In generative modelling, Poisson noise is used to simulate shot noise in scientific imaging and count-based language models. Poisson sampling is also at the heart of subsampling amplification arguments in differentially private SGD (Poisson subsampling selects each data point independently with probability q = batch_size / dataset_size).

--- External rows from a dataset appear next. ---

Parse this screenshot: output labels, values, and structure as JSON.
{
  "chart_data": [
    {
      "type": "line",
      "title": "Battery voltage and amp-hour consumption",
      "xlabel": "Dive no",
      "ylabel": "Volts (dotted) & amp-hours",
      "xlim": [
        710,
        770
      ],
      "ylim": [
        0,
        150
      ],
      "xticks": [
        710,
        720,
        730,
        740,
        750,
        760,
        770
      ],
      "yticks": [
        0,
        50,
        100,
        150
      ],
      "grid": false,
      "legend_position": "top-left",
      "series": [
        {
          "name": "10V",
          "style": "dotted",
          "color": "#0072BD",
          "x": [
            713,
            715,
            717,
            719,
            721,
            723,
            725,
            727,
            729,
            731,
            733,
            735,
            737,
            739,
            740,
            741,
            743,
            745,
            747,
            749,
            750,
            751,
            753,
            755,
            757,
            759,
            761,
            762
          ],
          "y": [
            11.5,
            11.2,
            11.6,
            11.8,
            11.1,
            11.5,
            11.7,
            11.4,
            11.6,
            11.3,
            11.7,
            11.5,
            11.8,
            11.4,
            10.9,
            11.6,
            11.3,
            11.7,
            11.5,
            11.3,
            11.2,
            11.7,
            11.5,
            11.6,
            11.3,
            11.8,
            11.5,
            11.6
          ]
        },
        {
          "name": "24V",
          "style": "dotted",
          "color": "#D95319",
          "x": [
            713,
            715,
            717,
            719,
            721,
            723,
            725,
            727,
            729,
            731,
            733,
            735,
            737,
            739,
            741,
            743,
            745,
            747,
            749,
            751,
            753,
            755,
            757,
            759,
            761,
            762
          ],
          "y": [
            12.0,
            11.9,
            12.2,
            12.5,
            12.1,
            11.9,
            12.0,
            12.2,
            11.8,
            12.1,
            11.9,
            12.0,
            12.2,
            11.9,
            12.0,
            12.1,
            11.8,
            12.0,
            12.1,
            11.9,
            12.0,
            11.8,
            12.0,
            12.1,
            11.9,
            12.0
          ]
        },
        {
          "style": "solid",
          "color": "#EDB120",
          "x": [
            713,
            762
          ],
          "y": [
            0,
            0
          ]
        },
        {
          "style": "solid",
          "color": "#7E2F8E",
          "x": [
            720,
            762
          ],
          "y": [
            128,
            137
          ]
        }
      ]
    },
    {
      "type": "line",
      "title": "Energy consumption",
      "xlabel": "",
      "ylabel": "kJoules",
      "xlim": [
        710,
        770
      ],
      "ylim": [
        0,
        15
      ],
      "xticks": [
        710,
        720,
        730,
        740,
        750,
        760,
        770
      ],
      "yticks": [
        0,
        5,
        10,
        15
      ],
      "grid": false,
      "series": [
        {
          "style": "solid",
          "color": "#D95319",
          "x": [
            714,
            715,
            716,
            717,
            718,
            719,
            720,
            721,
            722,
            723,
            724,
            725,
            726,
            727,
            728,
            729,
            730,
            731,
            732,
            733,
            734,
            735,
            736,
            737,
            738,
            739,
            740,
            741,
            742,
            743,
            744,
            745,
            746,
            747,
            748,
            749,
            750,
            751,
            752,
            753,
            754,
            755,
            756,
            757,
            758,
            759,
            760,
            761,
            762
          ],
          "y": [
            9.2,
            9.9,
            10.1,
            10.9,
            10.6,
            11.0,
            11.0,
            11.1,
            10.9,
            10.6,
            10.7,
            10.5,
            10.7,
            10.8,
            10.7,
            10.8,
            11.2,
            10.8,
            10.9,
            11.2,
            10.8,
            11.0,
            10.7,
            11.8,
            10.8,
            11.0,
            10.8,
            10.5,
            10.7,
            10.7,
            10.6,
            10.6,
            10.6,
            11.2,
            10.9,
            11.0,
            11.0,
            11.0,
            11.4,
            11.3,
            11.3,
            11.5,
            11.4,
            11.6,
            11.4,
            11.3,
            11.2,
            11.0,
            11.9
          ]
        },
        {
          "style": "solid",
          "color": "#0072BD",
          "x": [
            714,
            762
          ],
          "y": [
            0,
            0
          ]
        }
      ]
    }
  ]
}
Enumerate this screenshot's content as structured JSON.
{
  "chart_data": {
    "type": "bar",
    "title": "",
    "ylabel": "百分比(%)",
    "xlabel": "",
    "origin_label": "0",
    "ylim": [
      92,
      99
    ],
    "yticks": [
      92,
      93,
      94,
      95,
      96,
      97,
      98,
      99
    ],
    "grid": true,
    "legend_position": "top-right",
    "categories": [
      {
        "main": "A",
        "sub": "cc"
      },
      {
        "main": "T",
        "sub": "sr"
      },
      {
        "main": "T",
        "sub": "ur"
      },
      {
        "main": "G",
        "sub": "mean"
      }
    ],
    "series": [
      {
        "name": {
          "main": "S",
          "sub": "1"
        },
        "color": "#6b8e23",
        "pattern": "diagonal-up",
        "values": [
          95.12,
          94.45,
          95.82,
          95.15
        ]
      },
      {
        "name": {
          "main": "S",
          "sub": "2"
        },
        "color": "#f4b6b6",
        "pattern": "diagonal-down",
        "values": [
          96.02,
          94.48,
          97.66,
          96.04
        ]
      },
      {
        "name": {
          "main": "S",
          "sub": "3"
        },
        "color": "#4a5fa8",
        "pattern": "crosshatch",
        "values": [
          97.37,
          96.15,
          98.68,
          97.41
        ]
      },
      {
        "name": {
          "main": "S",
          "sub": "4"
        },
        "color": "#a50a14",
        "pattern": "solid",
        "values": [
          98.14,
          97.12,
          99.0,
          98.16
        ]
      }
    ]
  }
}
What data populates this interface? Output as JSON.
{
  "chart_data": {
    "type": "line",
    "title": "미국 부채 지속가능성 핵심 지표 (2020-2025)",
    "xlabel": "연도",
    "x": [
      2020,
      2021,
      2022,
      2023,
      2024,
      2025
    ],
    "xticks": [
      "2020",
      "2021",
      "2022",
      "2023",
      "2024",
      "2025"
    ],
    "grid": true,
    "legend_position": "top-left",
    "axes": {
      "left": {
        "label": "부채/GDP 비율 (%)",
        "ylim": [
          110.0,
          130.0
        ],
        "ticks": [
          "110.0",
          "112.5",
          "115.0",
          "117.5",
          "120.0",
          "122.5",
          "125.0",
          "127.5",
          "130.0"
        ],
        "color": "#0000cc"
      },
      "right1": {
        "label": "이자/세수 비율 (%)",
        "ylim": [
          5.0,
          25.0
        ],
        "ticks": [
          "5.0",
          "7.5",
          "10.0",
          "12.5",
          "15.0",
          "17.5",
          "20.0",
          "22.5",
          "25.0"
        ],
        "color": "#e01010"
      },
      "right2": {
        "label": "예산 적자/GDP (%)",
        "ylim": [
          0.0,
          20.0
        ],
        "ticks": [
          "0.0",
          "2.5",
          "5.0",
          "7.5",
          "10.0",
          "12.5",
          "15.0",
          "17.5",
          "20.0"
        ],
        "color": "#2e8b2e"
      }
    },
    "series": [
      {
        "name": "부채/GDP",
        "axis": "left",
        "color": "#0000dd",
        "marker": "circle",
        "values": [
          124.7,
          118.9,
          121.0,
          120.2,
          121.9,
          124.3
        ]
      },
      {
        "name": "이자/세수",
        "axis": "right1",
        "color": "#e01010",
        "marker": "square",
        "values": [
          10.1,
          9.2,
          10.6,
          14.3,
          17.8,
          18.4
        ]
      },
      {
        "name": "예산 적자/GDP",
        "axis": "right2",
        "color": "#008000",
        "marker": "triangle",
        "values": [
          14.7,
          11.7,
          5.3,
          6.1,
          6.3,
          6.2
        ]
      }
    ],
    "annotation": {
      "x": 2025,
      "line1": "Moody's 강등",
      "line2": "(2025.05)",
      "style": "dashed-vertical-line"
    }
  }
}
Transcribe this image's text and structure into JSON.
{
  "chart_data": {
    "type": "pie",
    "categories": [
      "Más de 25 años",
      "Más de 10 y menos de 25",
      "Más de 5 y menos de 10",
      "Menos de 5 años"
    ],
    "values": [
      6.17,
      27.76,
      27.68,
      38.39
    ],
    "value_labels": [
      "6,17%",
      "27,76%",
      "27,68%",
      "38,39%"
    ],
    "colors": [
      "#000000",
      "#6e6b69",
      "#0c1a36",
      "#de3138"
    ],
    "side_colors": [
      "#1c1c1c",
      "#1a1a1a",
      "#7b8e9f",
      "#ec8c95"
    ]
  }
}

jax.random.poisson(key, lam, shape) returns integer counts (int32 by default). Cast to float for downstream arithmetic or test contracts.

Worked mini-example

import jax, jax.numpy as jnp

key = jax.random.PRNGKey(0)

# 5 draws from Poisson(1) — low rate, mostly 0s and 1s
samples = jax.random.poisson(key, 1.0, shape=(5,))
# → int32 array of shape (5,); values typically {0, 1, 2}

# Cast to float if needed
samples_f = samples.astype(jnp.float32)

# High-rate: concentrated around lam
high = jax.random.poisson(key, 100.0, shape=(4,))
# → int32 near 100

Common pitfalls

• Returns int32, not float: cast with .astype(jnp.float32) when your downstream code or test contract expects floats.
• λ must be positive: zero gives all-zero samples; negative λ is undefined.
• shape is a tuple: shape=(int(n),) — not just int(n).
• Not a continuous distribution: confusing Poisson with Exponential (inter-arrival times) is a common conceptual error.

Problem

Implement poisson_sample(seed, lam, n) that draws n samples from Poisson(lam) and returns them as floats.

seed, lam, and n are Python scalars (floats). Return a 1-D float32 array of shape (n,) containing integer counts cast to float.

One illustrative example (not from the test set):

• poisson_sample(0, 1.0, 5.0) returns a float32 array of shape (5,) with non-negative integer values, deterministic for seed 0.